Today was a celebratory day at the biotech. They've secured a big private funding deal and signed papers that will eventually allow the company to move into San Francisco. To mark this, the entire company -- save for contractors whose wives hold lofty positions within the organization and feel that having their lowly husbands present might cramp their style -- took off work at 10:15 and loaded up into buses that took them to the Embarcadero, where they then boarded a luxurious yacht to enjoy a bay cruise.
Contractors whose wives hold lofty positions within the organization and feel that having their husbands present might cramp their style were officially invited to this party but unofficially discouraged from attending. Instead, they stayed behind, wracked by back pain so new and unexpected that it would not have been inappropriate to say the shehechyanu over it, squrming in their office chairs as they filled out endless equipment status forms with only the Woman who Speaks Loudly on her Phone About Food for company.
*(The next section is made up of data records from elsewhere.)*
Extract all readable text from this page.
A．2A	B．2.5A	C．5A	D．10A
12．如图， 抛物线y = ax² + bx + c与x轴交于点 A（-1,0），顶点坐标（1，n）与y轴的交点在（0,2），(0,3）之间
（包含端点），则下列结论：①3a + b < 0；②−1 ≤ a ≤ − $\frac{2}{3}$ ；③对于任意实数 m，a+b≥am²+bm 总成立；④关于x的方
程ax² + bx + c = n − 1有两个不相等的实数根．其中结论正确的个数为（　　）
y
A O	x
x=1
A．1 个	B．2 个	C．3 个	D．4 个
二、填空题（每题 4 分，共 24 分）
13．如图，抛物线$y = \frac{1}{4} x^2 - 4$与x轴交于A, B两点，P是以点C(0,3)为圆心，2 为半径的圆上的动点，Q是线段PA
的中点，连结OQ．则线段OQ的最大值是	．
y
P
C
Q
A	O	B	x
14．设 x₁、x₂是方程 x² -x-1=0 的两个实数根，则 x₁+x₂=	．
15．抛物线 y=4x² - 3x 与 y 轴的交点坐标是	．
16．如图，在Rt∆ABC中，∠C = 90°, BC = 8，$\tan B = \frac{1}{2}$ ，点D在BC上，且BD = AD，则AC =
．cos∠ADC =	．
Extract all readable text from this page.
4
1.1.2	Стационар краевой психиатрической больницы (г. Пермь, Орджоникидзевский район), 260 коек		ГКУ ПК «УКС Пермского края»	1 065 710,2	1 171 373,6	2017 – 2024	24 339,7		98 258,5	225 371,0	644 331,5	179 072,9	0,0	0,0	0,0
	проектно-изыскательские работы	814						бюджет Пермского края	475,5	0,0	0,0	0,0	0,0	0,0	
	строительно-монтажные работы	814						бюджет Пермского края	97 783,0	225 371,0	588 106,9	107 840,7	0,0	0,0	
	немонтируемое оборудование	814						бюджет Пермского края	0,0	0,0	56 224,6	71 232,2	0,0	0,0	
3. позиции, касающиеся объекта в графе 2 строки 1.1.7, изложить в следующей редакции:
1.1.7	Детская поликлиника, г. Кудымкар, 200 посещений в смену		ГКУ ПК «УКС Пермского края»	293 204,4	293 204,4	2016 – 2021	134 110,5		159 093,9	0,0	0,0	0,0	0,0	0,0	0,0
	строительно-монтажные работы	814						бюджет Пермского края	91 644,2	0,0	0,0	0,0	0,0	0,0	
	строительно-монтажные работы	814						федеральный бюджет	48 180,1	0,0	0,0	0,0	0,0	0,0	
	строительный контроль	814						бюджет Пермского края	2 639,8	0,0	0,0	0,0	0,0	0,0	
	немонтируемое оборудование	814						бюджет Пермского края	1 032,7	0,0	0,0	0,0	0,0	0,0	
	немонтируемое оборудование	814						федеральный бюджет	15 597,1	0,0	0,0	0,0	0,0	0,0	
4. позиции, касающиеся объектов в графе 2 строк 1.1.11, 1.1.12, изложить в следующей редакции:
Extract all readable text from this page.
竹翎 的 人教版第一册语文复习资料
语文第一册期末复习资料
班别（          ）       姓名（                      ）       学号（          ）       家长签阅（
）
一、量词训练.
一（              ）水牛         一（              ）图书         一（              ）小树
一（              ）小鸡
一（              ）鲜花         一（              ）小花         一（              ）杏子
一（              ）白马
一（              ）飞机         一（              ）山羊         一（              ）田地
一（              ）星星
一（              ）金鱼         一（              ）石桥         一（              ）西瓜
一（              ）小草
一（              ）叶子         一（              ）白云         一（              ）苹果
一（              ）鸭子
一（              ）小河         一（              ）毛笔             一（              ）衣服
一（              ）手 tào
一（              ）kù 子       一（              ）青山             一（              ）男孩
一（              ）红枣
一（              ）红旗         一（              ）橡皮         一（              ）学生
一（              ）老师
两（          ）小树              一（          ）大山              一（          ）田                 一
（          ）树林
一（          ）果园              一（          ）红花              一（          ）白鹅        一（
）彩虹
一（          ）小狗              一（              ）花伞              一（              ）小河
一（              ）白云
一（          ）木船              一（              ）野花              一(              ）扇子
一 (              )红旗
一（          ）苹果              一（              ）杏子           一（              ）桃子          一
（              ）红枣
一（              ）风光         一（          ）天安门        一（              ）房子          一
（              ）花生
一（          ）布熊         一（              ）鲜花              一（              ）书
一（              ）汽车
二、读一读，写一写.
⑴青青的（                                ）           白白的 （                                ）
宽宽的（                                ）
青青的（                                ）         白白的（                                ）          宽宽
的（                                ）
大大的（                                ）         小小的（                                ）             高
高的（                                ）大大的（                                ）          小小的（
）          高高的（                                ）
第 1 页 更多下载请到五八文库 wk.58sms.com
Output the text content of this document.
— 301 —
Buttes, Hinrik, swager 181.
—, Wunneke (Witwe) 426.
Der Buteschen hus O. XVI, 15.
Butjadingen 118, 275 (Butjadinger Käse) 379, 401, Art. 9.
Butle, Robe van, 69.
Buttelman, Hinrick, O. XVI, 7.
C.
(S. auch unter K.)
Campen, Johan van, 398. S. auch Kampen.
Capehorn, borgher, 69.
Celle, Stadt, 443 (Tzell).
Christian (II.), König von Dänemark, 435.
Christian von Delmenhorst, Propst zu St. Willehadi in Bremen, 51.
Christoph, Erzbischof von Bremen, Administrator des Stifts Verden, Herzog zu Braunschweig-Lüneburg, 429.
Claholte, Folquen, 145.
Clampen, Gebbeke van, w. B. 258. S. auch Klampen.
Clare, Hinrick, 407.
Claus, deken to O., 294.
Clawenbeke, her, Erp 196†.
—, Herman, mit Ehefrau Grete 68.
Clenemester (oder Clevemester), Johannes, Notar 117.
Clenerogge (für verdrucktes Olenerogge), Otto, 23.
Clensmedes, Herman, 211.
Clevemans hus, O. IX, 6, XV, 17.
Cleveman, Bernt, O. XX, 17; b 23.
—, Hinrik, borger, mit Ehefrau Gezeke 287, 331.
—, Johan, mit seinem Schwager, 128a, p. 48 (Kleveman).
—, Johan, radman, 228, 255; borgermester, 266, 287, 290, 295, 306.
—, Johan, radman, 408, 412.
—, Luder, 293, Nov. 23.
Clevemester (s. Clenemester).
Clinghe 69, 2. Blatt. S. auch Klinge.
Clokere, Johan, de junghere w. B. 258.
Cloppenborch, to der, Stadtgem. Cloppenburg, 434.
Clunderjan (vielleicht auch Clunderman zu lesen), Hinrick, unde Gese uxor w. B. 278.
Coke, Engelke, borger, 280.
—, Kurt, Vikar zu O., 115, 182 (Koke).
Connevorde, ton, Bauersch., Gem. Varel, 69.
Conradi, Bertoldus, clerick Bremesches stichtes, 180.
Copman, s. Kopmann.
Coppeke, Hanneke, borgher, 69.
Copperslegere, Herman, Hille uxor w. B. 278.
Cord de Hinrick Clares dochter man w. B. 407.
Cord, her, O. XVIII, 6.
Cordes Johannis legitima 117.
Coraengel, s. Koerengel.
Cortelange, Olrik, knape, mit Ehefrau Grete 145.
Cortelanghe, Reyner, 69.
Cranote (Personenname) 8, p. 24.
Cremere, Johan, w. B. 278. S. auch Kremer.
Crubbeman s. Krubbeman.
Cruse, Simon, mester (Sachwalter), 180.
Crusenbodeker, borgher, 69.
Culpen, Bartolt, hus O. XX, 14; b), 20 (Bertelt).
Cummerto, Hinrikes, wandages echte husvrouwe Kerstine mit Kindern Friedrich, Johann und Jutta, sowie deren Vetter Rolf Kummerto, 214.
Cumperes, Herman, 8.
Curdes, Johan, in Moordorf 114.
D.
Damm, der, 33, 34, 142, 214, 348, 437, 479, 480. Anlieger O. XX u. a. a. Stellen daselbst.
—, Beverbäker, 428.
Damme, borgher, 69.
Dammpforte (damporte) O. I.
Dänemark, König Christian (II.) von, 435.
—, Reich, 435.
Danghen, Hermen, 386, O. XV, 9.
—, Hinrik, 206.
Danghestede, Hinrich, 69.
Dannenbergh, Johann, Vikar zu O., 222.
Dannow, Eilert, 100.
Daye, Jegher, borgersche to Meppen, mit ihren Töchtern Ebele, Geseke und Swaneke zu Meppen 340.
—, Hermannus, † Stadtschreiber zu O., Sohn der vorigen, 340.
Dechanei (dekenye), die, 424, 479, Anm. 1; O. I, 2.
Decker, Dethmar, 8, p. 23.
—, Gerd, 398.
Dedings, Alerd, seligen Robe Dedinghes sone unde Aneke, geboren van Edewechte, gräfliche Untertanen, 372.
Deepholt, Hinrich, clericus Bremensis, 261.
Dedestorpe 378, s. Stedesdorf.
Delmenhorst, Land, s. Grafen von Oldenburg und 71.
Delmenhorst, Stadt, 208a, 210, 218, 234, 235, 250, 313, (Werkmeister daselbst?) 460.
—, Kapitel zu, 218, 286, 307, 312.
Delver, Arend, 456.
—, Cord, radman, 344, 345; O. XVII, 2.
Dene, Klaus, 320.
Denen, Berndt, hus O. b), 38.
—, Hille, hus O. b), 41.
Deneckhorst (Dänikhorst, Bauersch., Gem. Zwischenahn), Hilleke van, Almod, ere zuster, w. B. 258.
As you may have guessed, this arrangement did not last until the previously agreed-on 3:00 end time. Once I realized that we had forgotten to work out Shack's lunchtime feeding, it was very easy to rationalize the idea that I should leave at 1:00 pm and continue my status forms at home. In pain, but without the persistent hacking cough of the Woman on the Phone, the day brightened considerably.
As much as a day that involves your back constantly reminding you that you are 41 years old, that is.